Selbstaufgabe des Landtags
Anfragendebatte „Fall Cain“
Landtagssitzung 2.2.2010
Frau Präsidentin, Hoher Landtag!
In der ersten Stunde, bei der ersten Anfragendebatte zu diesem tragischen Fall, wurden bereits einige Aspekte angesprochen. Aber bei weitem noch nicht alle. Zum Beispiel jener, dass Sie, meine Damen und Herren von der ÖVP, über ein politisches Kurzzeitgedächtnis verfügen, dem man fortlaufend auf die Sprünge helfen muss. Im November 2009 haben wir den Prüfbericht über die Jugendwohlfahrt des Landesrechnungshofes diskutiert. Ein Prüfbericht, der übrigens seit Juni 2009 vorlag und nur aufgrund der Landtagswahlen so spät im Landtag behandelt wurde – ich komme darauf zurück.

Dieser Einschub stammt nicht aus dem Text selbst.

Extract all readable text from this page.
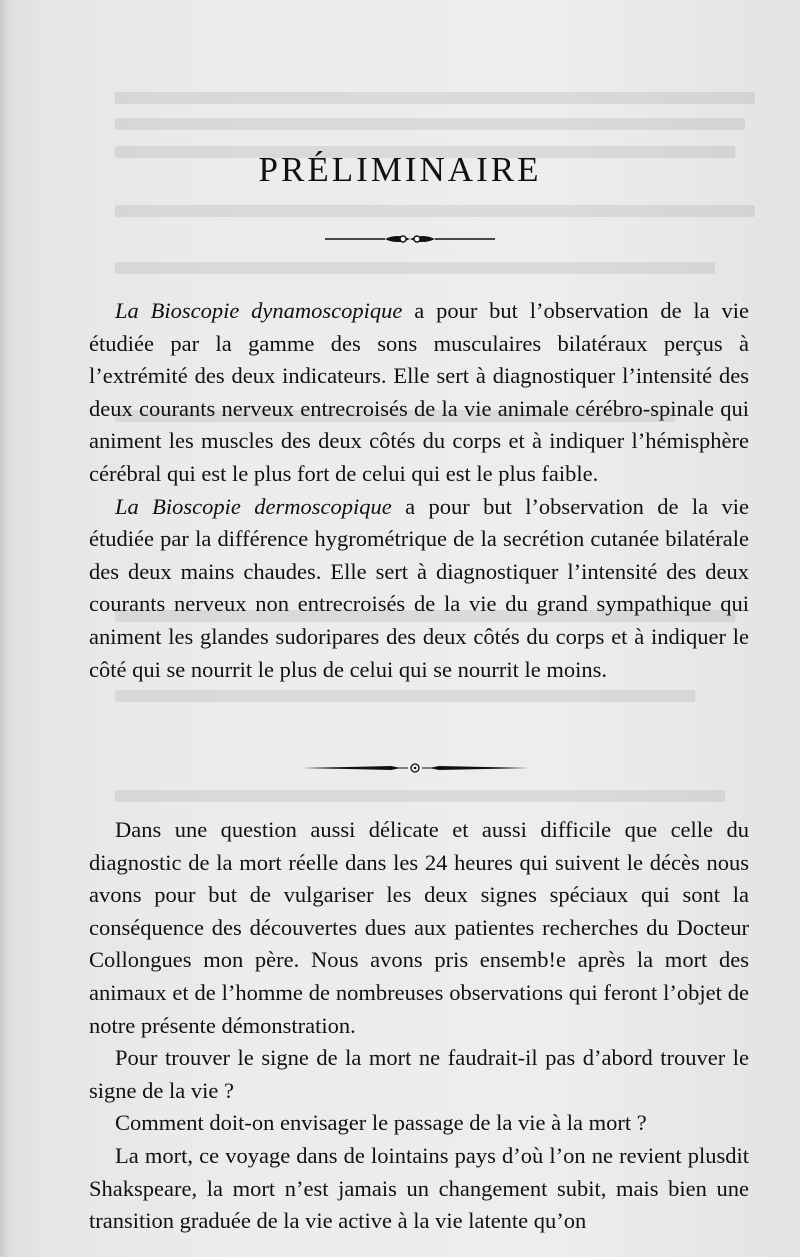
PRÉLIMINAIRE

La Bioscopie dynamoscopique a pour but l’observation de la vie étudiée par la gamme des sons musculaires bilatéraux perçus à l’extrémité des deux indicateurs. Elle sert à diagnostiquer l’intensité des deux courants nerveux entrecroisés de la vie animale cérébro-spinale qui animent les muscles des deux côtés du corps et à indiquer l’hémisphère cérébral qui est le plus fort de celui qui est le plus faible.

La Bioscopie dermoscopique a pour but l’observation de la vie étudiée par la différence hygrométrique de la secrétion cutanée bilatérale des deux mains chaudes. Elle sert à diagnostiquer l’intensité des deux courants nerveux non entrecroisés de la vie du grand sympathique qui animent les glandes sudoripares des deux côtés du corps et à indiquer le côté qui se nourrit le plus de celui qui se nourrit le moins.

Dans une question aussi délicate et aussi difficile que celle du diagnostic de la mort réelle dans les 24 heures qui suivent le décès nous avons pour but de vulgariser les deux signes spéciaux qui sont la conséquence des découvertes dues aux patientes recherches du Docteur Collongues mon père. Nous avons pris ensemb!e après la mort des animaux et de l’homme de nombreuses observations qui feront l’objet de notre présente démonstration.

Pour trouver le signe de la mort ne faudrait-il pas d’abord trouver le signe de la vie ?

Comment doit-on envisager le passage de la vie à la mort ?

La mort, ce voyage dans de lointains pays d’où l’on ne revient plusdit Shakspeare, la mort n’est jamais un changement subit, mais bien une transition graduée de la vie active à la vie latente qu’on
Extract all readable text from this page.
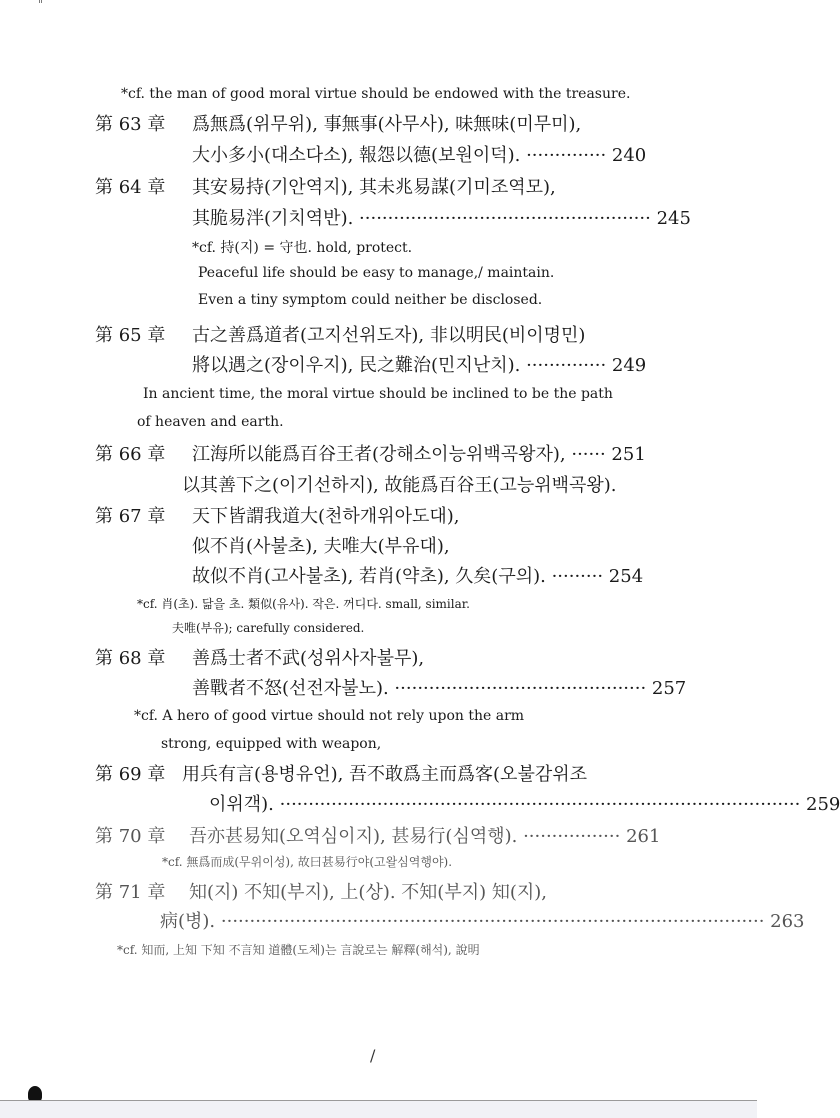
"
*cf. the man of good moral virtue should be endowed with the treasure.
第 63 章 爲無爲(위무위), 事無事(사무사), 味無味(미무미),
大小多小(대소다소), 報怨以德(보원이덕). ·············· 240
第 64 章 其安易持(기안역지), 其未兆易謀(기미조역모),
其脆易泮(기치역반). ··················································· 245
*cf. 持(지) = 守也. hold, protect.
Peaceful life should be easy to manage,/ maintain.
Even a tiny symptom could neither be disclosed.
第 65 章 古之善爲道者(고지선위도자), 非以明民(비이명민)
將以遇之(장이우지), 民之難治(민지난치). ·············· 249
In ancient time, the moral virtue should be inclined to be the path
of heaven and earth.
第 66 章 江海所以能爲百谷王者(강해소이능위백곡왕자), ······ 251
以其善下之(이기선하지), 故能爲百谷王(고능위백곡왕).
第 67 章 天下皆謂我道大(천하개위아도대),
似不肖(사불초), 夫唯大(부유대),
故似不肖(고사불초), 若肖(약초), 久矣(구의). ········· 254
*cf. 肖(초). 닮을 초. 類似(유사). 작은. 꺼디다. small, similar.
夫唯(부유); carefully considered.
第 68 章 善爲士者不武(성위사자불무),
善戰者不怒(선전자불노). ············································ 257
*cf. A hero of good virtue should not rely upon the arm
strong, equipped with weapon,
第 69 章 用兵有言(용병유언), 吾不敢爲主而爲客(오불감위조
이위객). ··························································································· 259
第 70 章 吾亦甚易知(오역심이지), 甚易行(심역행). ················· 261
*cf. 無爲而成(무위이성), 故曰甚易行야(고왈심역행야).
第 71 章 知(지) 不知(부지), 上(상). 不知(부지) 知(지),
病(병). ······························································································· 263
*cf. 知而, 上知 下知 不言知 道體(도체)는 言說로는 解釋(해석), 說明
/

Weil Sie, Frau Landesrätin, schon damals im Eck gestanden sind, weil herausgekommen ist, dass es an allen Ecken und Enden an Personal mangelt, hat die Frau Landtagsvizepräsidentin Nußbaumer zu Ihrer Verteidigung folgendes ausgeführt. (Ich zitiere, mit Erlaubnis der Frau Präsidentin):
Wenn die vereinte Opposition sich im Anschluss gleich auf die Personalsituation in den BH's, Abteilung Jugendwohlfahrt, einschießen wird, möchte ich vorher noch ein paar Dinge klarstellen: Erstens, die vielseitigen Problemstellungen, die in den letzten Jahren auf die Mitarbeiterinnen und Mitarbeiter der Jugendwohlfahrt eingeströmt sind, bedingen eine umfassende Organisations- und Personalentwicklung. Dieser Prozess wurde im Frühjahr dieses Jahres gestartet und soll im nächsten Frühjahr abgeschlossen werden. Zweitens, es wird auf Bundesebene ein neues "Bundesgesetz über die Grundsätze für Hilfen für Familien und Erziehungshilfen für Kinder und Jugendliche", so der sperrige Titel, kurz gefasst das "Bundes-Kinder- und Jugendhilfegesetz", erarbeitet, das in wesentlichen Bereichen völlig neue Voraussetzungen schaffen wird. Ich nenne nur das so genannte Vier-Augen-Prinzip, das sicher richtig ist, sich aber natürlich auch auf die Personalsituation auswirken wird. Meine bescheidene Bitte ist nun, die wenigen Monate bis zur Klärung dieser beiden wichtigen Weichenstellungen abzuwarten, besonders vor dem Hintergrund, dass ohnehin eine Aufstockung in den Jugendwohlfahrtsbehörden für das kommende Jahr vorgesehen ist.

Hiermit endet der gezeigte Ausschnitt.